Lumumba stated this in a lecture he delivered to mark the 50th anniversary of the University of Ilorin, North Central Nigeria.

He noted that Nigeria’s vast human resource potential continues to shine globally, as evidenced by the countless Nigerian engineers, professors, and doctors excelling in Europe, America, and across Africa.

He emphasised that the rise of Africa depends on giving the continent’s scholars and institutions their rightful place, beginning with universities such as the University of Ilorin.

According to him, these unfulfilled promises illustrate the gap between aspiration and action on the continent.

Lumumba, therefore, called on the management of the University of Ilorin to take it upon itself to act towards the achievement of policies that would benefit its immediate community, Nigeria, and Africa as a whole.

He stated that Africa remains the only continent where academics are undervalued while politicians become multimillionaires, a situation which he emphasised must change for the continent to progress.

He also emphasised that the solution to the challenges of Africa lies within a reformed, indigenous educational framework.

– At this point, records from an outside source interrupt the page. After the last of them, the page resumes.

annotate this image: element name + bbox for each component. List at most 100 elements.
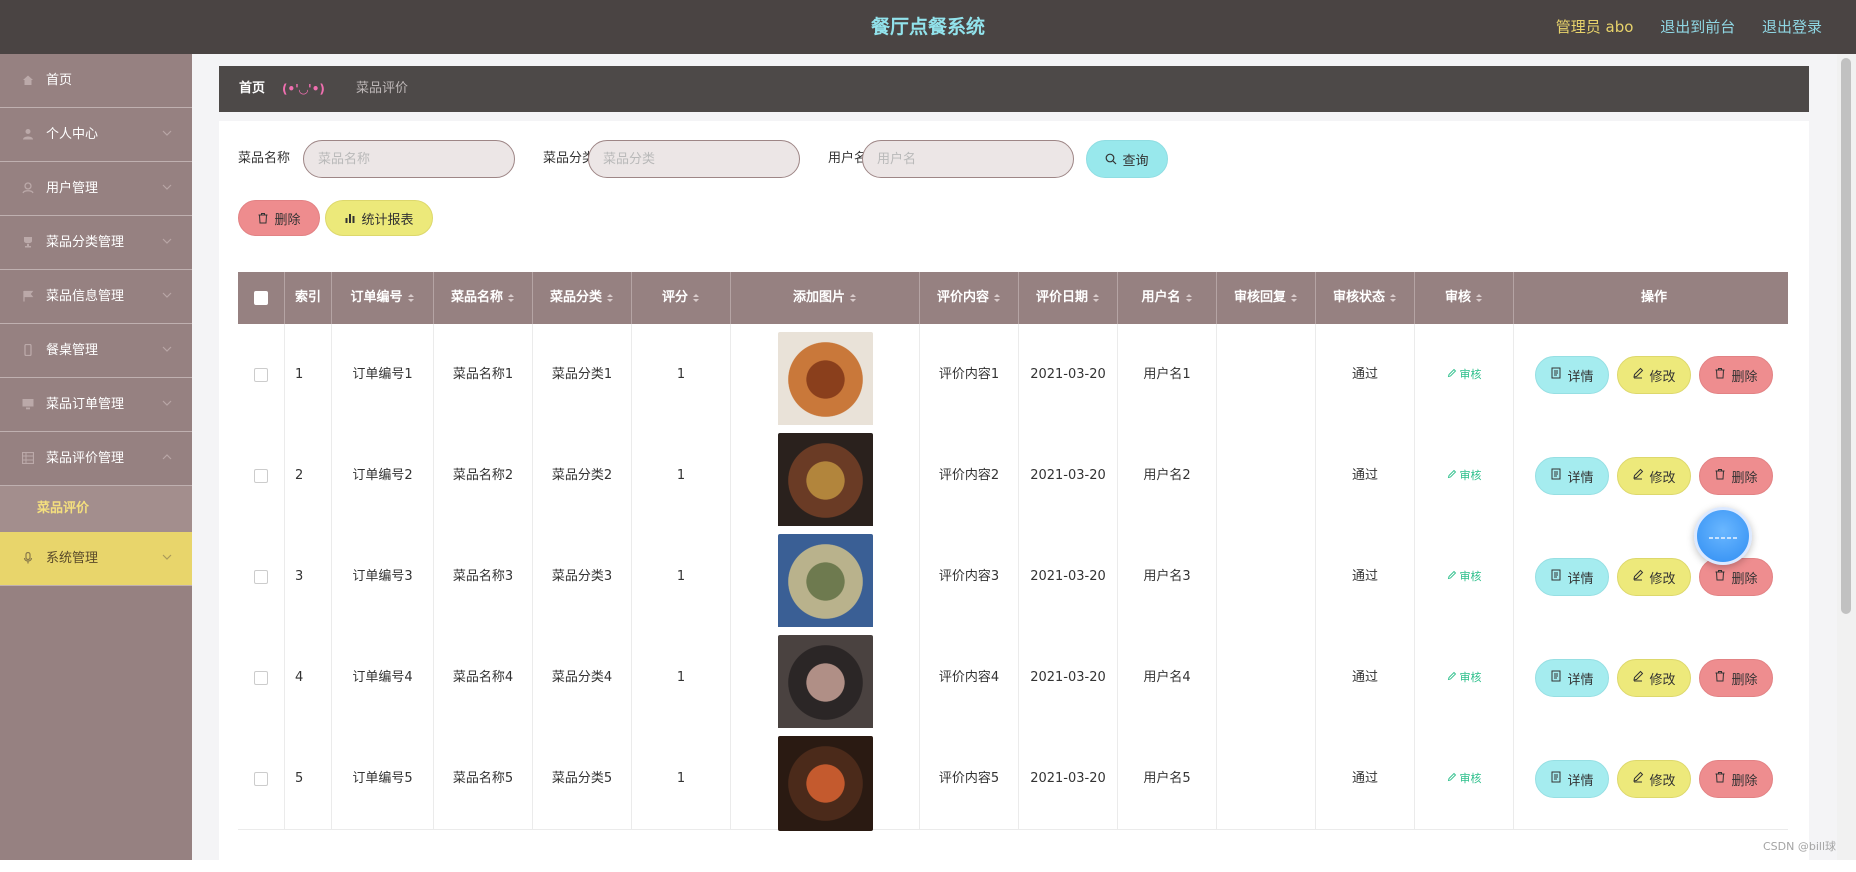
sidebar-item-reviews[interactable]: 菜品评价管理 [0,432,192,486]
detail-button[interactable]: 详情 [1535,457,1609,495]
cell-select[interactable] [238,728,285,829]
audit-link[interactable]: 审核 [1447,627,1482,728]
chevron-down-icon [160,126,174,140]
user-icon [22,128,34,140]
header-select-all[interactable] [238,272,285,324]
cell-select[interactable] [238,324,285,425]
cell-dish-category: 菜品分类5 [533,728,632,829]
flag-icon [22,290,34,302]
row-checkbox[interactable] [254,771,268,786]
scrollbar-thumb[interactable] [1841,58,1851,614]
cell-select[interactable] [238,526,285,627]
statistics-report-button[interactable]: 统计报表 [325,200,433,236]
audit-link[interactable]: 审核 [1447,324,1482,425]
query-button[interactable]: 查询 [1086,140,1168,178]
header-index: 索引 [285,272,332,324]
chevron-down-icon [160,550,174,564]
cell-dish-name: 菜品名称5 [434,728,533,829]
detail-button[interactable]: 详情 [1535,558,1609,596]
cell-audit: 审核 [1415,627,1514,728]
logout-link[interactable]: 退出登录 [1762,18,1822,36]
phone-icon [22,344,34,356]
header-review-content[interactable]: 评价内容 [920,272,1019,324]
file-text-icon [1550,468,1562,484]
audit-link[interactable]: 审核 [1447,526,1482,627]
header-dish-name[interactable]: 菜品名称 [434,272,533,324]
sort-icon[interactable] [849,292,857,304]
cell-username: 用户名3 [1118,526,1217,627]
sidebar-item-users[interactable]: 用户管理 [0,162,192,216]
trash-icon [1714,670,1726,686]
delete-button[interactable]: 删除 [1699,659,1773,697]
header-image[interactable]: 添加图片 [731,272,920,324]
floating-assistant-button[interactable] [1694,507,1752,565]
cell-select[interactable] [238,425,285,526]
sidebar-item-dish-category[interactable]: 菜品分类管理 [0,216,192,270]
detail-button[interactable]: 详情 [1535,659,1609,697]
trash-icon [1714,771,1726,787]
sidebar-subitem-dish-review[interactable]: 菜品评价 [0,486,192,532]
vertical-scrollbar[interactable] [1837,54,1856,860]
batch-delete-button[interactable]: 删除 [238,200,320,236]
sort-icon[interactable] [692,292,700,304]
header-review-date[interactable]: 评价日期 [1019,272,1118,324]
row-checkbox[interactable] [254,569,268,584]
sort-icon[interactable] [1475,292,1483,304]
header-audit-reply[interactable]: 审核回复 [1217,272,1316,324]
sidebar-subitem-label: 菜品评价 [37,501,90,516]
table-header: 索引 订单编号 菜品名称 菜品分类 评分 添加图片 评价内容 评价日期 用户名 … [238,272,1788,324]
sort-icon[interactable] [1092,292,1100,304]
edit-button[interactable]: 修改 [1617,356,1691,394]
detail-button[interactable]: 详情 [1535,760,1609,798]
delete-button[interactable]: 删除 [1699,356,1773,394]
header-score[interactable]: 评分 [632,272,731,324]
sidebar-item-orders[interactable]: 菜品订单管理 [0,378,192,432]
sidebar-item-profile[interactable]: 个人中心 [0,108,192,162]
header-audit[interactable]: 审核 [1415,272,1514,324]
sort-icon[interactable] [507,292,515,304]
detail-button[interactable]: 详情 [1535,356,1609,394]
row-checkbox[interactable] [254,367,268,382]
sidebar-item-dish-info[interactable]: 菜品信息管理 [0,270,192,324]
pencil-icon [1447,425,1457,526]
cell-review-date: 2021-03-20 [1019,526,1118,627]
cell-review-content: 评价内容3 [920,526,1019,627]
audit-link[interactable]: 审核 [1447,425,1482,526]
dish-category-input[interactable] [588,140,800,178]
edit-button[interactable]: 修改 [1617,760,1691,798]
sort-icon[interactable] [1389,292,1397,304]
delete-button[interactable]: 删除 [1699,558,1773,596]
food-photo-2 [778,433,873,528]
sidebar-item-system[interactable]: 系统管理 [0,532,192,586]
header-order-no[interactable]: 订单编号 [332,272,434,324]
row-checkbox[interactable] [254,468,268,483]
sidebar-item-tables[interactable]: 餐桌管理 [0,324,192,378]
cell-index: 5 [285,728,332,829]
edit-button[interactable]: 修改 [1617,457,1691,495]
audit-link[interactable]: 审核 [1447,728,1482,829]
cell-index: 3 [285,526,332,627]
header-audit-status[interactable]: 审核状态 [1316,272,1415,324]
edit-button[interactable]: 修改 [1617,659,1691,697]
sort-icon[interactable] [1185,292,1193,304]
cell-audit-status: 通过 [1316,627,1415,728]
delete-button[interactable]: 删除 [1699,760,1773,798]
sort-icon[interactable] [407,292,415,304]
bar-chart-icon [344,212,356,224]
delete-button[interactable]: 删除 [1699,457,1773,495]
header-dish-category[interactable]: 菜品分类 [533,272,632,324]
row-checkbox[interactable] [254,670,268,685]
exit-to-front-link[interactable]: 退出到前台 [1660,18,1735,36]
breadcrumb-home[interactable]: 首页 [239,66,265,112]
sort-icon[interactable] [606,292,614,304]
select-all-checkbox[interactable] [254,290,268,305]
sort-icon[interactable] [1290,292,1298,304]
cell-select[interactable] [238,627,285,728]
sort-icon[interactable] [993,292,1001,304]
header-username[interactable]: 用户名 [1118,272,1217,324]
username-input[interactable] [862,140,1074,178]
dish-name-input[interactable] [303,140,515,178]
sidebar-item-home[interactable]: 首页 [0,54,192,108]
query-button-label: 查询 [1122,153,1149,169]
edit-button[interactable]: 修改 [1617,558,1691,596]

He charged Nigerian universities to focus on creating a new generation of graduates equipped to solve local problems, expressing a vision for a time when “the minds of young Nigerians and the minds of young Africans will be decolonised.”

Lumumba said the pathway to self-reliance is a revolution in agriculture led by academia and practical engagement in areas like aquaculture, poultry farming, sugarcane farming, and others.

“I’m looking forward to the day when the engineers produced at the University of Ilorin will solve the problems of the continent of Africa.

“I look forward to the University of Ilorin producing different graduates of agriculture so that when we talk of aquaculture in Nigeria, when we talk about poultry farming in Nigeria, when we talk about sugarcane farming in Nigeria, Africa will be able to feed itself,” he stated.

He, however, opined that the University of Ilorin is already beginning to engage in the necessary large-scale agricultural projects to shift the national narrative from dependency to self-sufficiency.